My apologies again. Part two is just as long as part one. Thank you to those who make it all the way to the bottom and to those who only manage a glance. This really is a therapeutic journey for me, and I feel privileged that I can write it down here, let it go from my grasp and move forward.
The last year of my university degrees stretched out in front of me. Only a year left and I would be free to get a job, travel, and discover what I really wanted from my life.
Only a year. A year filled with practicum placements at hospitals, community nutrition centres, and exercise physiology clinics.
I was a wreck. Our university lecturers had warned us that this was the most important year of our study; one false move, one failure, and we would have to complete the whole year again. I was already uncertain about my skills, and I have never taken feedback very well. I walked into my clinical hospital placement a shaking, nervous mess.
Every day I scurried around the halls from patient to patient clutching my folder stuffed full of information. Every week I sat at the desk with my supervisors and received feedback on my progress.
Every evening I studied, and stuffed myself with food – anything I could get my hands on – and every night I cried myself to sleep.
Hospital wards require special people to walk the floor and care for those in need of help.
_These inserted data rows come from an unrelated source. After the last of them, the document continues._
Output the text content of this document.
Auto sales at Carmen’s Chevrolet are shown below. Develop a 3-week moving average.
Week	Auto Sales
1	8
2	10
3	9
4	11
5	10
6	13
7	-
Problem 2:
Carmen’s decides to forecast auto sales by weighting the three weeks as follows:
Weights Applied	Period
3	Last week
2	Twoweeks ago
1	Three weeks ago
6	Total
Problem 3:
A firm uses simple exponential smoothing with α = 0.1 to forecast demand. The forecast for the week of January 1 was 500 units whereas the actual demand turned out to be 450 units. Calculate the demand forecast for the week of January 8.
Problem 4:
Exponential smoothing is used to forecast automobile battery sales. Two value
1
It takes a certain kind of spirit to touch a patient’s life and share their hardest moments without letting it tear a hole in your soul.
I admire those people because I am not one of them. I have chinks in my armour, places where other people can get through and the heartache becomes my own. I am not one of the special spirits who can walk the halls of a hospital.
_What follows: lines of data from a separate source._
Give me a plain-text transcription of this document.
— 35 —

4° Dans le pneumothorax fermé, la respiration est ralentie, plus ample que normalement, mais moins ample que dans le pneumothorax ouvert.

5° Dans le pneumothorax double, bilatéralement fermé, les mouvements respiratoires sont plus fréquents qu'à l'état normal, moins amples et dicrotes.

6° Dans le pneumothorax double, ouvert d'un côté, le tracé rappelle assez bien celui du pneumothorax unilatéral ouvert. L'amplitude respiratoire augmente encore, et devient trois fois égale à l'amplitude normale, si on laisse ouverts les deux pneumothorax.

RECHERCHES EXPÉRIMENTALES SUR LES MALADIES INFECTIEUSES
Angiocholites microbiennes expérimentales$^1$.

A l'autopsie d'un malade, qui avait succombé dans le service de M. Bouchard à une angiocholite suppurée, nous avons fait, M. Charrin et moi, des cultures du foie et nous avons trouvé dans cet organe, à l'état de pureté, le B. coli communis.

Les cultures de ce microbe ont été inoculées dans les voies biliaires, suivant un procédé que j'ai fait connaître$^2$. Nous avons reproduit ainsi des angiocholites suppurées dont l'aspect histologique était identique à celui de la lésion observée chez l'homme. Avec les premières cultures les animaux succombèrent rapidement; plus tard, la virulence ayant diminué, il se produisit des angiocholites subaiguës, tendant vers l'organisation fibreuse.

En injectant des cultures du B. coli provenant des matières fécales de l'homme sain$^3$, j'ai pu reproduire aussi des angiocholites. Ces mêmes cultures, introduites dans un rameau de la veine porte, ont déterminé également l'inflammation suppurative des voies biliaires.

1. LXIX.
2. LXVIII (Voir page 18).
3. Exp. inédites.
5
My year in the oncology wards of the hospital revealed those chinks in my armour. It tore my soul wide open. I didn’t know how to deal with it, I couldn’t process the pain I saw everyday that I couldn’t do anything about.
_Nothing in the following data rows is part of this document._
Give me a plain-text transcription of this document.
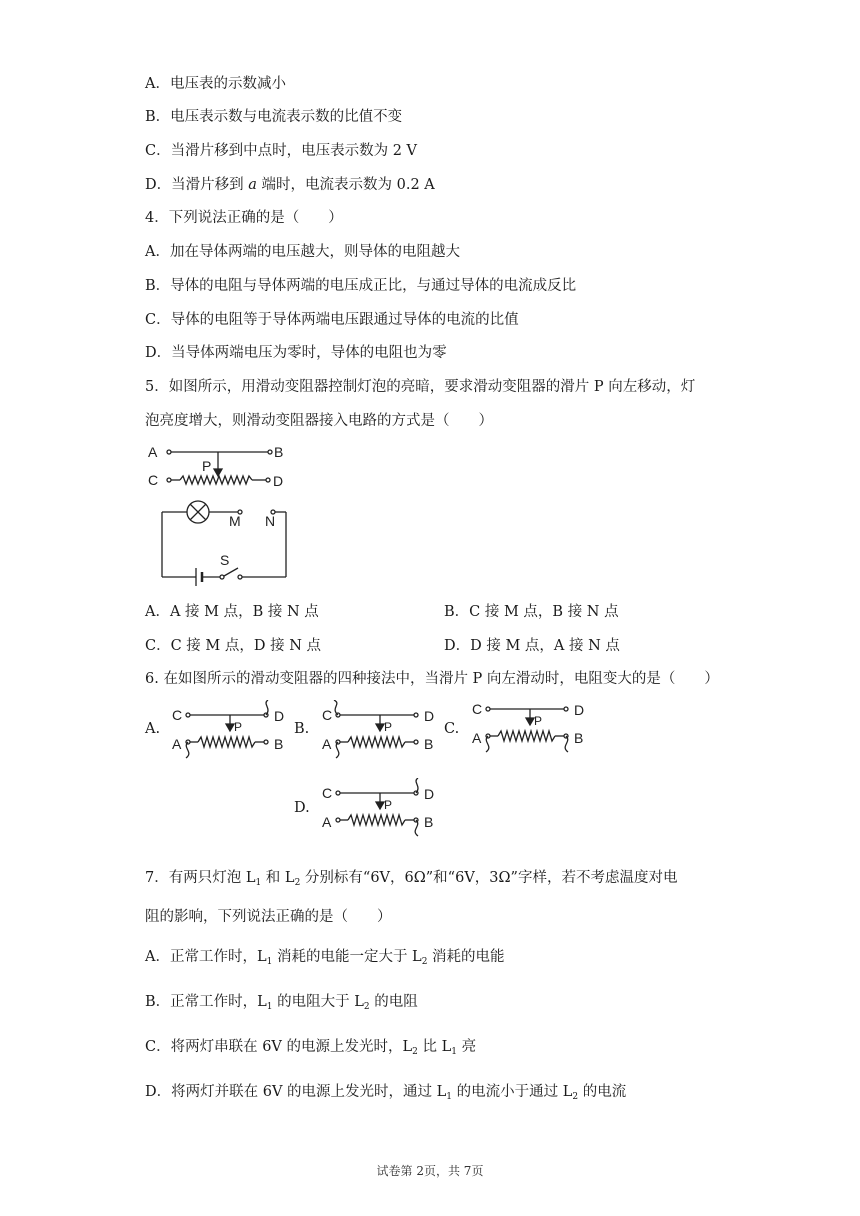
A．电压表的示数减小
B．电压表示数与电流表示数的比值不变
C．当滑片移到中点时，电压表示数为 2 V
D．当滑片移到 a 端时，电流表示数为 0.2 A
4．下列说法正确的是（　　）
A．加在导体两端的电压越大，则导体的电阻越大
B．导体的电阻与导体两端的电压成正比，与通过导体的电流成反比
C．导体的电阻等于导体两端电压跟通过导体的电流的比值
D．当导体两端电压为零时，导体的电阻也为零
5．如图所示，用滑动变阻器控制灯泡的亮暗，要求滑动变阻器的滑片 P 向左移动，灯
泡亮度增大，则滑动变阻器接入电路的方式是（　　）
A	B
P
C	D
M N
S
A．A 接 M 点，B 接 N 点	B．C 接 M 点，B 接 N 点
C．C 接 M 点，D 接 N 点	D．D 接 M 点，A 接 N 点
6. 在如图所示的滑动变阻器的四种接法中，当滑片 P 向左滑动时，电阻变大的是（　　）
A.	B.	C.
D.
C	D
A	B
P
C	D
A	B
P
C	D
A	B
P
C	D
A	B
P
7．有两只灯泡 $L_1$ 和 $L_2$ 分别标有“6V，6Ω”和“6V，3Ω”字样，若不考虑温度对电
阻的影响，下列说法正确的是（　　）
A．正常工作时，$L_1$ 消耗的电能一定大于 $L_2$ 消耗的电能
B．正常工作时，$L_1$ 的电阻大于 $L_2$ 的电阻
C．将两灯串联在 6V 的电源上发光时，$L_2$ 比 $L_1$ 亮
D．将两灯并联在 6V 的电源上发光时，通过 $L_1$ 的电流小于通过 $L_2$ 的电流
试卷第 2页，共 7页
I was young. Life had lessons to teach me and I was tender.
This hole inside me, the shadows of pain and sadness that cast themselves over my mind, the feeling of helplessness. I numbed it with food.
I would eat anything I could. Peanut butter became my best friend. Not a healthy amount spread on bread, but spoonful after spoonful coating anything I could find. Digestive biscuits dunked in cups of tea. Bowls of ice cream. Bars of dark chocolate. Nutella – by the jar. Leftovers from dinner eaten in the darkened kitchen after everyone had gone to bed.
I filled the hole with food, and yet it never got any shallower. The more I filled myself up, the further I moved away from myself, the emptier I became.
Ironically, I also worked as a weight loss counsellor during this time – selling shakes and bars for a chemist. So, I put myself on this restrictive plan. I tried, I lost a few kilograms. I cried from low blood sugar and an empty feeling that just wouldn’t go away.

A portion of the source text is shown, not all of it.